Mancia was particularly passionate about Italian cinema. In 1988, she received Italy’s highest civilian honor, the Croce del la Repubblica. On the occasion of this award, Renato Pachetti, then-president of RAI Corporation (New York), remarked: “Adrienne Mancia has probably contributed more than any other person to the introduction of Italian cinema in America. Her knowledge of Italian films is extraordinary.” Gian Paolo Cresci, then-president of SACIS (Rome), the worldwide distribution wing of RAI, echoed Pachetti: “Adrienne Mancia’s generosity and energy have made her a special friend to the members of the Italian film community. No one is more deserving of this special honor.”
Mancia was a great admirer of the work of Anna Magnani, who achieved international renown in the 1950s as one of the most acclaimed screen thespians of her day. Heralded for her “volcanic” intensity, earthy sensuality, and an appearance and acting style that traded glamour and artifice for naturalism and authenticity, Magnani proved a compelling antidote to other major female movie stars of the period (e.g., Marilyn Monroe, Sophia Loren) and achieved enormous success both in Italy and in Hollywood. She eventually won the 1956 Best Actress Oscar for her performance in THE ROSE TATTOO opposite Burt Lancaster, and was again nominated for the award for her performance in 1959’s WILD IS THE WIND.
In association with Gene Lerner and the Incontri Internazionali d'Arte (Rome), Adrienne Mancia and Stephen Harvey curated the first major American retrospective of Magnani’s work at MoMA in October and November of 1988, a rare exhibition of the complete film work of an actor. 1947’s L’ONOREVOLE ANGELINA — which is now in the public domain and streams this month in the Adrienne Mancia Streaming Room — was selected as the opening night film. It screened at MoMA on October 28th, 1988 at 6:00pm, and was introduced by Lerner alongside Magnani’s son, Luca. (Scans of the typewritten press release and program note for Mancia and Harvey’s retrospective can be read below).
L’ONOREVOLE ANGELINA was something of an outlier in Magnani’s filmography. An actress best known for her dramatic work, Zampa’s film afforded Magnani an opportunity to act in a comedy.

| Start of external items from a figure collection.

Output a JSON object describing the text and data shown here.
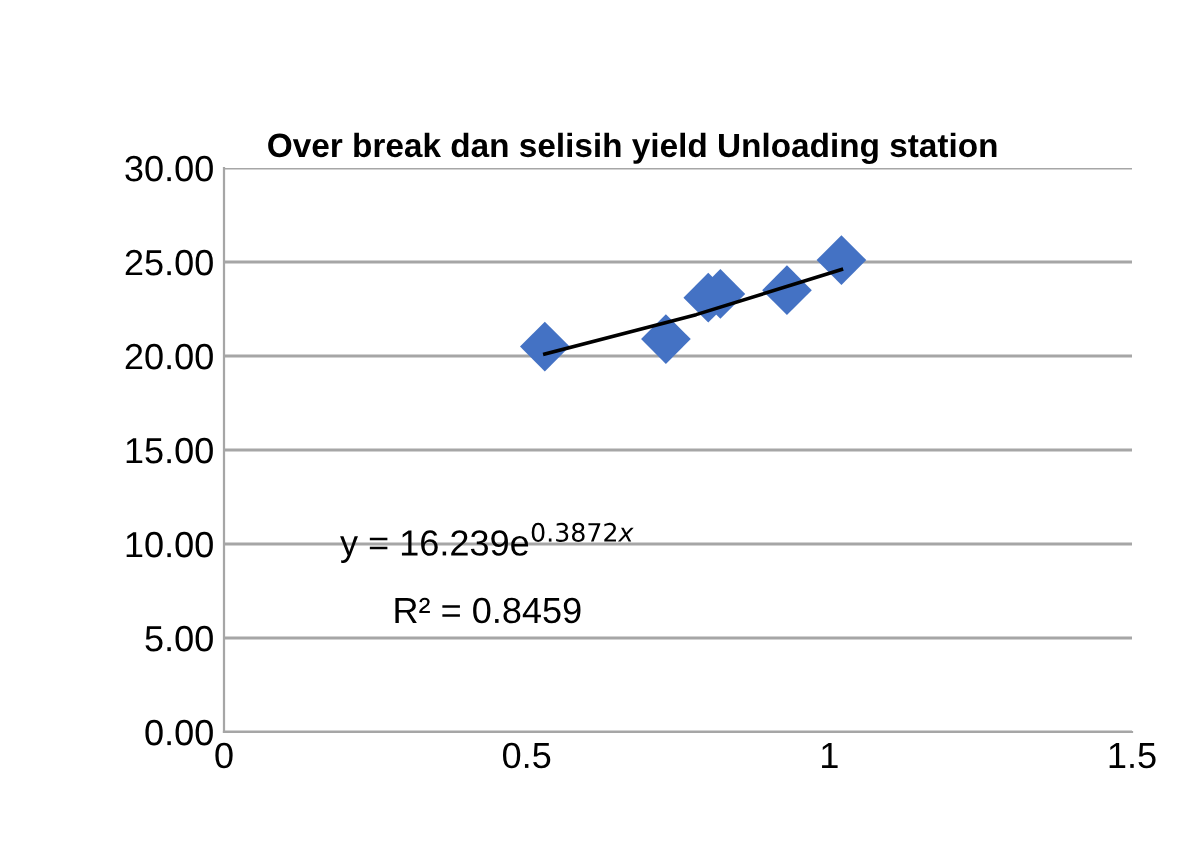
{
  "chart_data": {
    "type": "scatter",
    "title": "Over break dan selisih yield Unloading station",
    "series": [
      {
        "color": "#4472c4",
        "marker": "diamond",
        "x": [
          0.53,
          0.73,
          0.8,
          0.82,
          0.93,
          1.02
        ],
        "values": [
          20.5,
          20.9,
          23.1,
          23.3,
          23.5,
          25.1
        ]
      },
      {
        "type": "line",
        "color": "#000000",
        "marker": "none",
        "line_style": "solid",
        "x": [
          0.53,
          0.78,
          1.02
        ],
        "values": [
          20.1,
          22.2,
          24.6
        ]
      }
    ],
    "annotations": [
      "y = 16.239e$^{0.3872x}$",
      "R² = 0.8459"
    ],
    "xlim": [
      0,
      1.5
    ],
    "xticks": [
      0,
      0.5,
      1,
      1.5
    ],
    "ylim": [
      0,
      30
    ],
    "yticks": [
      {
        "value": 0,
        "label": "0.00"
      },
      {
        "value": 5,
        "label": "5.00"
      },
      {
        "value": 10,
        "label": "10.00"
      },
      {
        "value": 15,
        "label": "15.00"
      },
      {
        "value": 20,
        "label": "20.00"
      },
      {
        "value": 25,
        "label": "25.00"
      },
      {
        "value": 30,
        "label": "30.00"
      }
    ],
    "grid": "y",
    "legend": false
  }
}
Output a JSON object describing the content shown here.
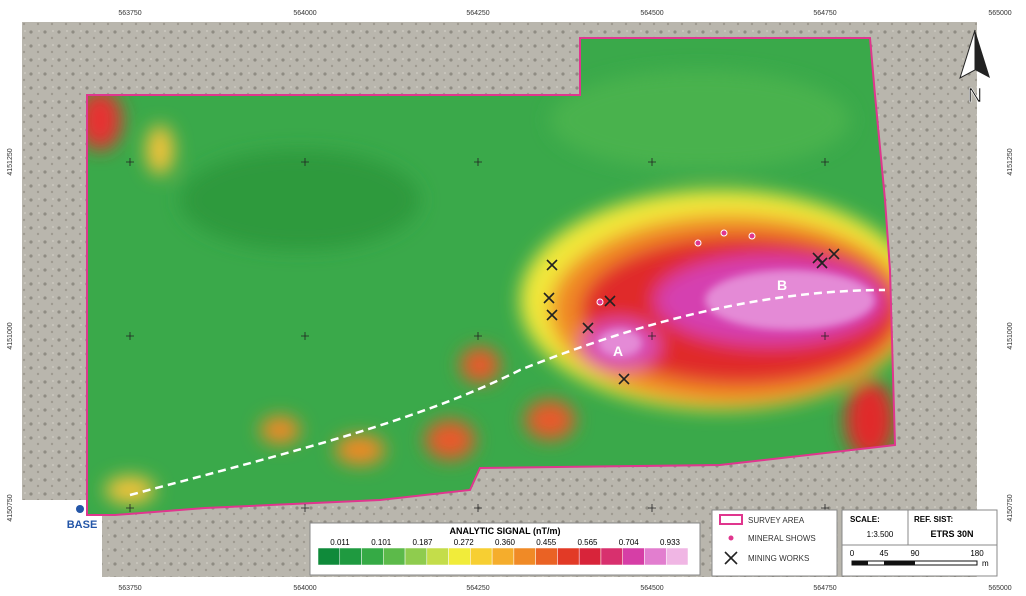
{
  "axes": {
    "x_labels": [
      "563750",
      "564000",
      "564250",
      "564500",
      "564750",
      "565000"
    ],
    "y_labels": [
      "4151250",
      "4151000",
      "4150750"
    ]
  },
  "north": "N",
  "anomalies": [
    "A",
    "B"
  ],
  "base": "BASE",
  "legend": {
    "title": "ANALYTIC SIGNAL (nT/m)",
    "values": [
      "0.011",
      "0.101",
      "0.187",
      "0.272",
      "0.360",
      "0.455",
      "0.565",
      "0.704",
      "0.933"
    ],
    "items": [
      "SURVEY AREA",
      "MINERAL SHOWS",
      "MINING WORKS"
    ]
  },
  "scale": {
    "label": "SCALE:",
    "value": "1:3.500",
    "ref_label": "REF. SIST:",
    "ref_value": "ETRS 30N",
    "bar_labels": [
      "0",
      "45",
      "90",
      "180"
    ],
    "unit": "m"
  }
}
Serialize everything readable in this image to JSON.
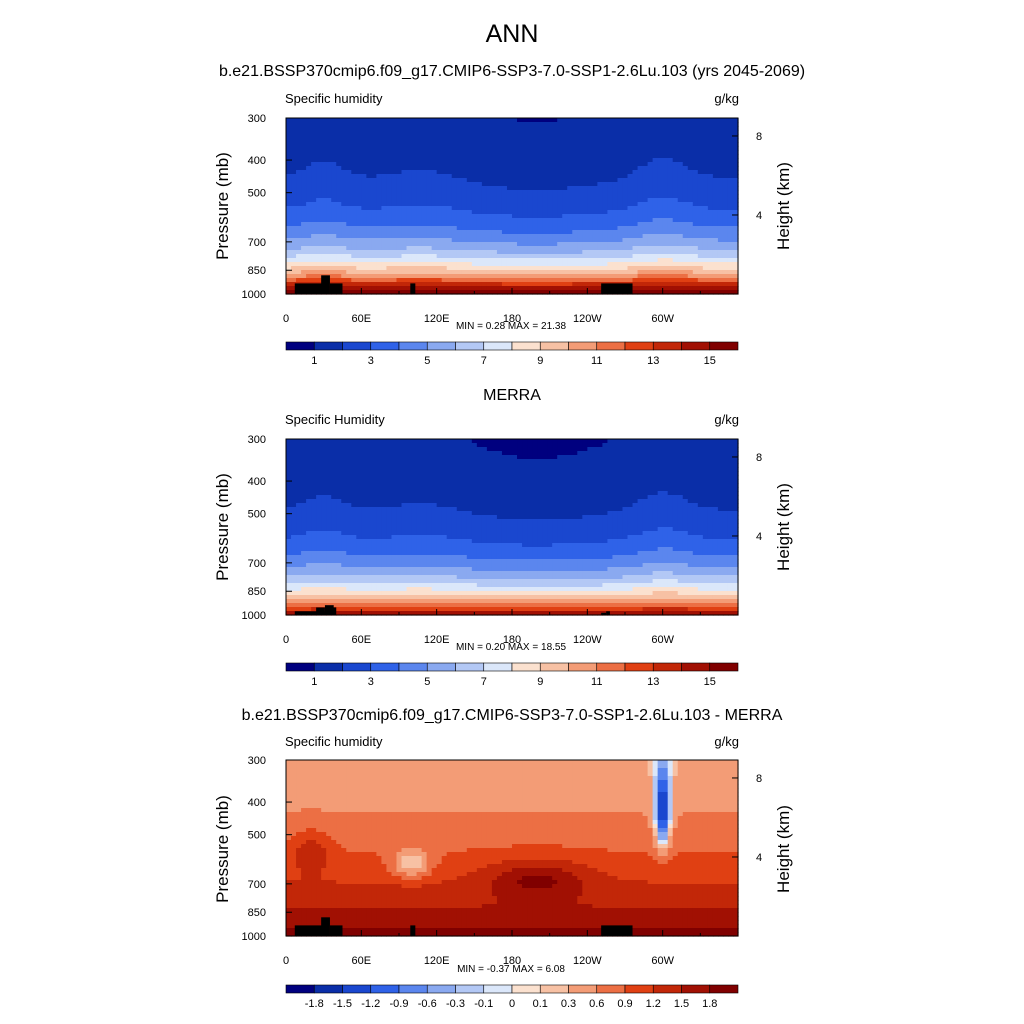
{
  "figure": {
    "title": "ANN"
  },
  "chart_data": [
    {
      "type": "heatmap",
      "title": "b.e21.BSSP370cmip6.f09_g17.CMIP6-SSP3-7.0-SSP1-2.6Lu.103 (yrs 2045-2069)",
      "field_label": "Specific humidity",
      "units": "g/kg",
      "ylabel": "Pressure (mb)",
      "ylabel_right": "Height (km)",
      "y_ticks": [
        "300",
        "400",
        "500",
        "700",
        "850",
        "1000"
      ],
      "y_tick_values": [
        300,
        400,
        500,
        700,
        850,
        1000
      ],
      "right_ticks": [
        "8",
        "4"
      ],
      "right_tick_values": [
        8,
        4
      ],
      "x_ticks": [
        "0",
        "60E",
        "120E",
        "180",
        "120W",
        "60W"
      ],
      "x_tick_values": [
        0,
        60,
        120,
        180,
        240,
        300
      ],
      "xlim": [
        0,
        360
      ],
      "ylim": [
        1000,
        300
      ],
      "minmax_text": "MIN =  0.28  MAX =  21.38",
      "min": 0.28,
      "max": 21.38,
      "colorbar": {
        "levels": [
          0,
          1,
          2,
          3,
          4,
          5,
          6,
          7,
          8,
          9,
          10,
          11,
          12,
          13,
          14,
          15
        ],
        "labels": [
          "1",
          "3",
          "5",
          "7",
          "9",
          "11",
          "13",
          "15"
        ],
        "label_after_level_index": [
          0,
          2,
          4,
          6,
          8,
          10,
          12,
          14
        ]
      }
    },
    {
      "type": "heatmap",
      "title": "MERRA",
      "field_label": "Specific Humidity",
      "units": "g/kg",
      "ylabel": "Pressure (mb)",
      "ylabel_right": "Height (km)",
      "y_ticks": [
        "300",
        "400",
        "500",
        "700",
        "850",
        "1000"
      ],
      "y_tick_values": [
        300,
        400,
        500,
        700,
        850,
        1000
      ],
      "right_ticks": [
        "8",
        "4"
      ],
      "right_tick_values": [
        8,
        4
      ],
      "x_ticks": [
        "0",
        "60E",
        "120E",
        "180",
        "120W",
        "60W"
      ],
      "x_tick_values": [
        0,
        60,
        120,
        180,
        240,
        300
      ],
      "xlim": [
        0,
        360
      ],
      "ylim": [
        1000,
        300
      ],
      "minmax_text": "MIN =  0.20  MAX =  18.55",
      "min": 0.2,
      "max": 18.55,
      "colorbar": {
        "levels": [
          0,
          1,
          2,
          3,
          4,
          5,
          6,
          7,
          8,
          9,
          10,
          11,
          12,
          13,
          14,
          15
        ],
        "labels": [
          "1",
          "3",
          "5",
          "7",
          "9",
          "11",
          "13",
          "15"
        ],
        "label_after_level_index": [
          0,
          2,
          4,
          6,
          8,
          10,
          12,
          14
        ]
      }
    },
    {
      "type": "heatmap",
      "title": "b.e21.BSSP370cmip6.f09_g17.CMIP6-SSP3-7.0-SSP1-2.6Lu.103 - MERRA",
      "field_label": "Specific humidity",
      "units": "g/kg",
      "ylabel": "Pressure (mb)",
      "ylabel_right": "Height (km)",
      "y_ticks": [
        "300",
        "400",
        "500",
        "700",
        "850",
        "1000"
      ],
      "y_tick_values": [
        300,
        400,
        500,
        700,
        850,
        1000
      ],
      "right_ticks": [
        "8",
        "4"
      ],
      "right_tick_values": [
        8,
        4
      ],
      "x_ticks": [
        "0",
        "60E",
        "120E",
        "180",
        "120W",
        "60W"
      ],
      "x_tick_values": [
        0,
        60,
        120,
        180,
        240,
        300
      ],
      "xlim": [
        0,
        360
      ],
      "ylim": [
        1000,
        300
      ],
      "minmax_text": "MIN =  -0.37  MAX =   6.08",
      "min": -0.37,
      "max": 6.08,
      "colorbar": {
        "levels": [
          -2.1,
          -1.8,
          -1.5,
          -1.2,
          -0.9,
          -0.6,
          -0.3,
          -0.1,
          0,
          0.1,
          0.3,
          0.6,
          0.9,
          1.2,
          1.5,
          1.8
        ],
        "labels": [
          "-1.8",
          "-1.5",
          "-1.2",
          "-0.9",
          "-0.6",
          "-0.3",
          "-0.1",
          "0",
          "0.1",
          "0.3",
          "0.6",
          "0.9",
          "1.2",
          "1.5",
          "1.8"
        ],
        "label_after_level_index": [
          0,
          1,
          2,
          3,
          4,
          5,
          6,
          7,
          8,
          9,
          10,
          11,
          12,
          13,
          14
        ]
      }
    }
  ],
  "colors": {
    "palette": [
      "#00007f",
      "#0a2ea8",
      "#1a47cf",
      "#2f62e8",
      "#5b86ee",
      "#8aa9f0",
      "#b3c8f5",
      "#dbe7fa",
      "#fbe1cf",
      "#f7c1a4",
      "#f39c76",
      "#ec6f44",
      "#e04013",
      "#c22708",
      "#a11003",
      "#800000"
    ]
  }
}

The film follows the titular Angelina Bianchi, an impoverished mother of five who is raising her children in a slum and leads a band of women against a black-market peddler who is withholding their food rations. The MoMA program note for Mancia and Harvey’s retrospective dubs L’ONOREVOLE ANGELINA an “earthy political comedy” that imbues a rebel-rousing sense of humor into an otherwise somber narrative.

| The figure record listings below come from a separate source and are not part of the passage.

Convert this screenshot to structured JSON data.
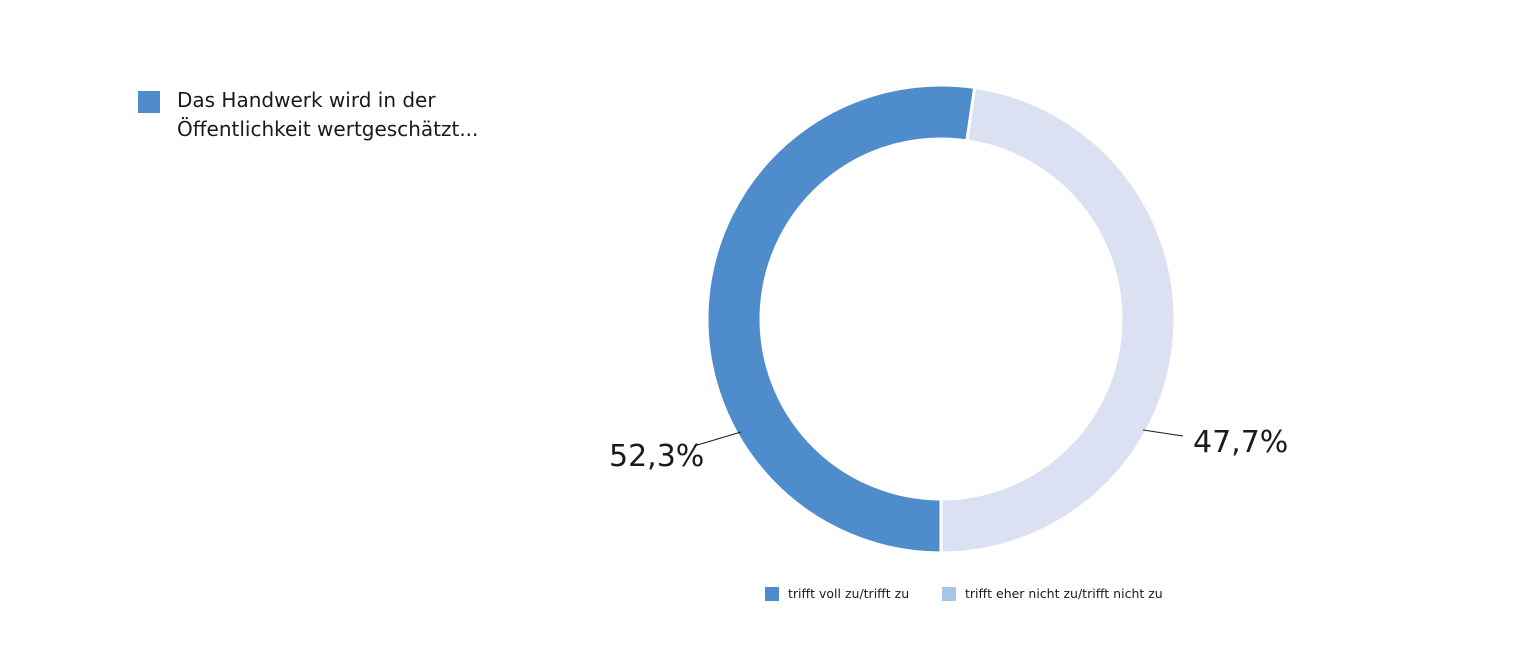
{
  "chart_data": {
    "type": "pie",
    "donut": true,
    "title": "Das Handwerk wird in der Öffentlichkeit wertgeschätzt...",
    "categories": [
      "trifft voll zu/trifft zu",
      "trifft eher nicht zu/trifft nicht zu"
    ],
    "values": [
      52.3,
      47.7
    ],
    "value_labels": [
      "52,3%",
      "47,7%"
    ],
    "unit": "%",
    "colors": [
      "#4e8ccb",
      "#dbe0f3"
    ],
    "legend_colors": [
      "#4e8ccb",
      "#a9c4e6"
    ],
    "title_marker_color": "#4e8ccb",
    "legend_position": "bottom"
  }
}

Despite the film’s comedic elements, programmers at Film at Lincoln Center nonetheless characterized L’ONOREVOLE ANGELINA as a “proto-feminist, up-with-the-people slice of neorealism” when it screened there in 2016, and remarked that Zampa’s film gave Magnani “a role tailor-made for her brand of fiery magnetism.” As a director, Zampa was known for working across genres — beginning his career in neorealist drama before transitioning to Commedia all'italiana films — and his ability to work in both modalities is evidenced by L’ONOREVOLA ANGELINA’s deft suffusion of humor into a dramatic framework.

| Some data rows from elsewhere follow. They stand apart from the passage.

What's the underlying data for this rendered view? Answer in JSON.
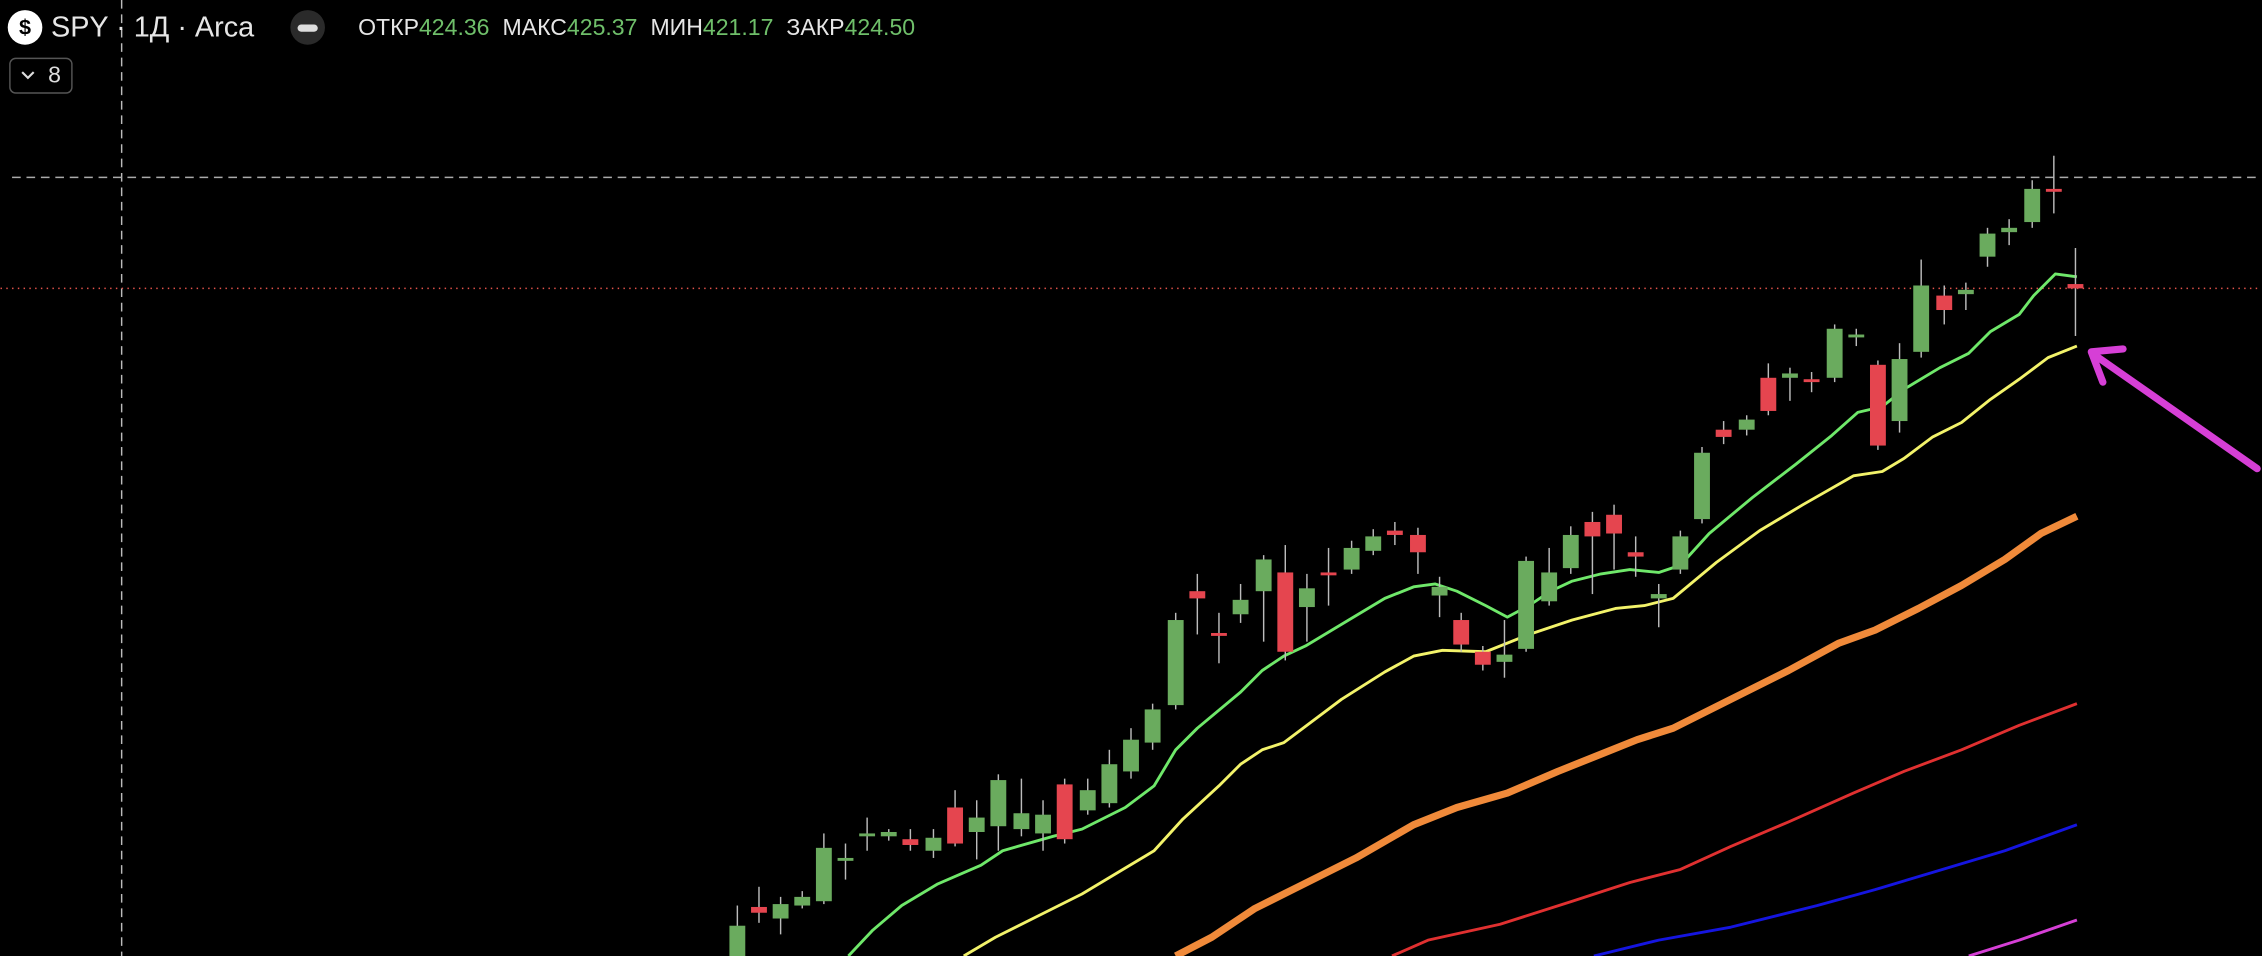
{
  "header": {
    "title": "SPY · 1Д · Arca",
    "ohlc": [
      {
        "label": "ОТКР",
        "value": "424.36"
      },
      {
        "label": "МАКС",
        "value": "425.37"
      },
      {
        "label": "МИН",
        "value": "421.17"
      },
      {
        "label": "ЗАКР",
        "value": "424.50"
      }
    ],
    "indicators": "8"
  }
}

As the film’s beating heart, Magnani carries L’ONOREVOLE ANGELINA, and the critics sang their praises. She eventually won the Volpi Cup for Best Actress at the Venice Film Festival. In 2008, L’ONOREVOLE ANGELINA was included on the Italian Ministry of Cultural Heritage's 100 Italian Films to Be Saved: a list of 100 films that “changed the collective memory of the country between 1942 and 1978.”